I must admit that I’ve never modified the EK3_ACC_P_NSE parameter but I think it is only used for the attitude estimation. So the attitude estimation is done based with the gyros and then the accelerometer values are only used to slowly correct the attitude estimate. So I don’t think changing this parameter will affect the position or velocity estimate… I think those always use all the IMU data.
If you’re trying to do high-altitude non-GPS, I think the best solution we have is high-altitude optical flow which I demonstrated at the latest dev conference and there’s a blog here about it.
Well, no, it’s for an indoor drone. Will also eventually use optical flow so I guess it would be best to also estimate it’s noise parameter?
Now, the barometer altitude estimate seems more important for me because that’s the only primary altitude sensor so I was thinking I can keep the copter still for about half a minute or so and then compute the RMS error considering the starting altitude as the baseline
So you mean that it only matters when the IMU is off-center because that’s probably when there’s also a considerable amount of acceleration in addition to rotation?
Hi @StrikeEagle,
hmm… I don’t quite understand the assumptions behind these questions.
I suspect you’re not actually talking about “dead reckoning” which involves estimating the position without an absolute position source. You probably just mean that you want the copter to not drift very much when its flying in AltHold indoors.
To keep it simple, updating the noise parameters is very unlikely to help.
For a vehicle to fly in a controlled way indoors (e.g. Loiter, Auto, etc) the vehicle really does need to have an external sensor like an optical flow or one of the other sensors listed on our non-GPS navigation page. An IMU alone is not enough to estimate the vehicles velocity and position. This question has been asked many times and the answer is always, the IMUs in today’s autopilots have too much noise to allow estimating velocity and position on their own. Only very very large and expensive IMUs (like those in submarines and space stations) can do it all on their own.

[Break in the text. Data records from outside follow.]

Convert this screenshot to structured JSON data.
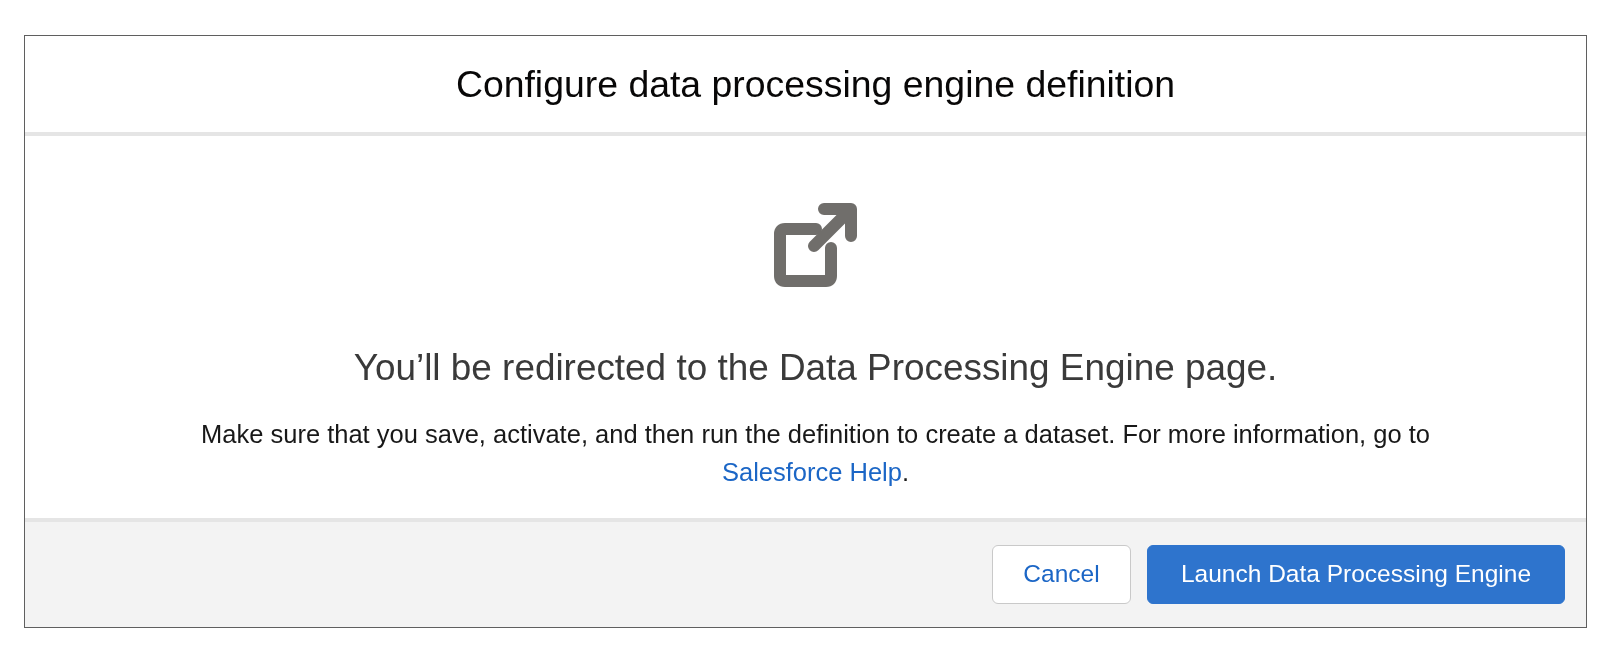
{
  "modal": {
    "title": "Configure data processing engine definition"
  },
  "body": {
    "heading": "You’ll be redirected to the Data Processing Engine page.",
    "message": [
      {
        "kind": "text",
        "text": "Make sure that you save, activate, and then run the definition to create a dataset. For more information, go to "
      },
      {
        "kind": "link",
        "text": "Salesforce Help"
      },
      {
        "kind": "text",
        "text": "."
      }
    ]
  },
  "footer": {
    "buttons": [
      {
        "kind": "neutral",
        "label": "Cancel"
      },
      {
        "kind": "brand",
        "label": "Launch Data Processing Engine"
      }
    ]
  }
}
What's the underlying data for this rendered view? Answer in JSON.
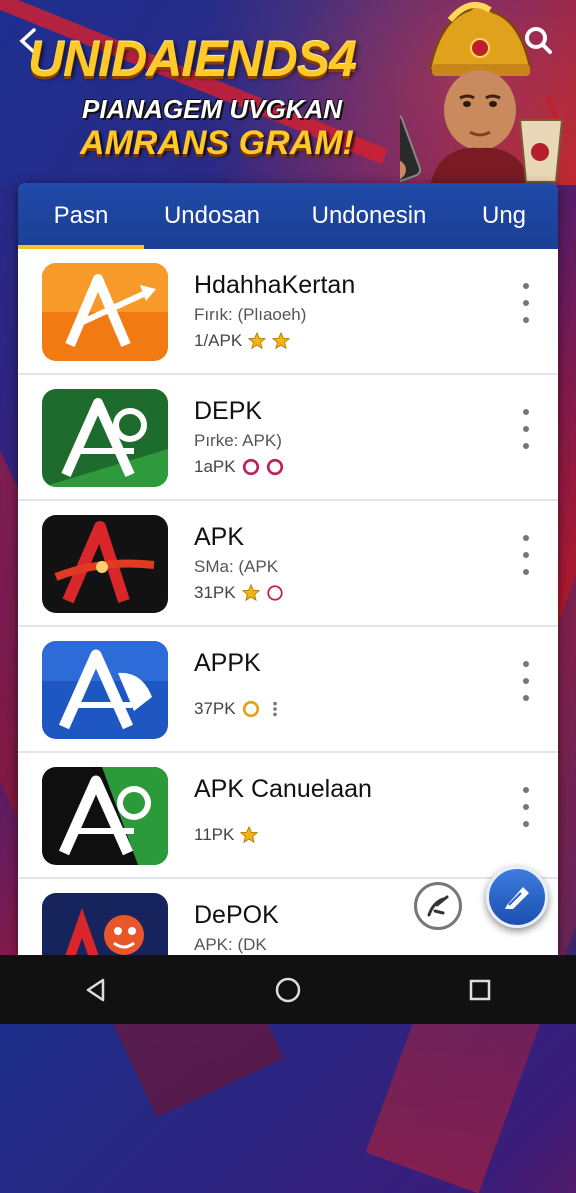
{
  "banner": {
    "title": "UNIDAIENDS4",
    "subtitle_line1": "PIANAGEM UVGKAN",
    "subtitle_line2": "AMRANS GRAM!",
    "back_icon": "back-arrow-icon",
    "search_icon": "search-icon"
  },
  "tabs": [
    {
      "label": "Pasn",
      "active": true
    },
    {
      "label": "Undosan",
      "active": false
    },
    {
      "label": "Undonesin",
      "active": false
    },
    {
      "label": "Ung",
      "active": false
    }
  ],
  "apps": [
    {
      "name": "HdahhaKertan",
      "subtitle": "Fırık: (Plıaoeh)",
      "meta": "1/APK",
      "icon_bg": "#f27a12",
      "badges": [
        "star",
        "star"
      ]
    },
    {
      "name": "DEPK",
      "subtitle": "Pırke: APK)",
      "meta": "1aPK",
      "icon_bg": "#1d6b2d",
      "badges": [
        "ring",
        "ring"
      ]
    },
    {
      "name": "APK",
      "subtitle": "SMa: (APK",
      "meta": "31PK",
      "icon_bg": "#121212",
      "badges": [
        "star",
        "ring"
      ]
    },
    {
      "name": "APPK",
      "subtitle": "",
      "meta": "37PK",
      "icon_bg": "#1f57c2",
      "badges": [
        "ring",
        "dots"
      ]
    },
    {
      "name": "APK Canuelaan",
      "subtitle": "",
      "meta": "11PK",
      "icon_bg": "#0f0f0f",
      "badges": [
        "star"
      ]
    },
    {
      "name": "DePOK",
      "subtitle": "APK: (DK",
      "meta": "",
      "icon_bg": "#17235c",
      "badges": []
    }
  ],
  "fab_small_icon": "run-icon",
  "fab_main_icon": "edit-icon",
  "navbar": {
    "back_icon": "nav-back-icon",
    "home_icon": "nav-home-icon",
    "recents_icon": "nav-recents-icon"
  },
  "colors": {
    "tab_bar": "#1f4aa8",
    "tab_indicator": "#f6c02a",
    "banner_gold": "#ffc928",
    "fab": "#2a64c8"
  }
}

Well, I was just asking whether these paramaters do improve the EKF estimate as it can fuse the sensor readings better.
Yes, I know you can’t navigate with just an IMU. I will add an optical flow sensor. Just wanted to have a good pose estimate as much as I can from the EKF
Maybe a bit, nowhere close enough match navigation grade IMU that cost as much as a car and weights more than most indoor drones.
Yeah I don’t certainly need that level of estimation. Like I said, its the baro data I’m most interested about. I see that “AHRS2 Alt” in the tuning tab does fluctuate but the average value over 5-10s seem to show the exact altitude the drone is at. I don’t know whether this is also the vertical position used by the EKF or if it does a better estimate than AHRS2 (I do not see an “EKF alt” parameter). Anyway when I tried althold manually, the drone seems to hold altitude pretty well, but I don’t know if it will correctly move to the correct altitude indoors autonomously, so I was just asking this question to potentially obtain better flight performance indoors.
Any idea if I can adapt the RealSense navigation algorithm for a single RGB camera on a ground station based companion PC running a monocular depth estimation model so I can use the depth estimate from the model and then send navigation commands back to the drone instead of doing it onboard? Or would other SLAM methods be better?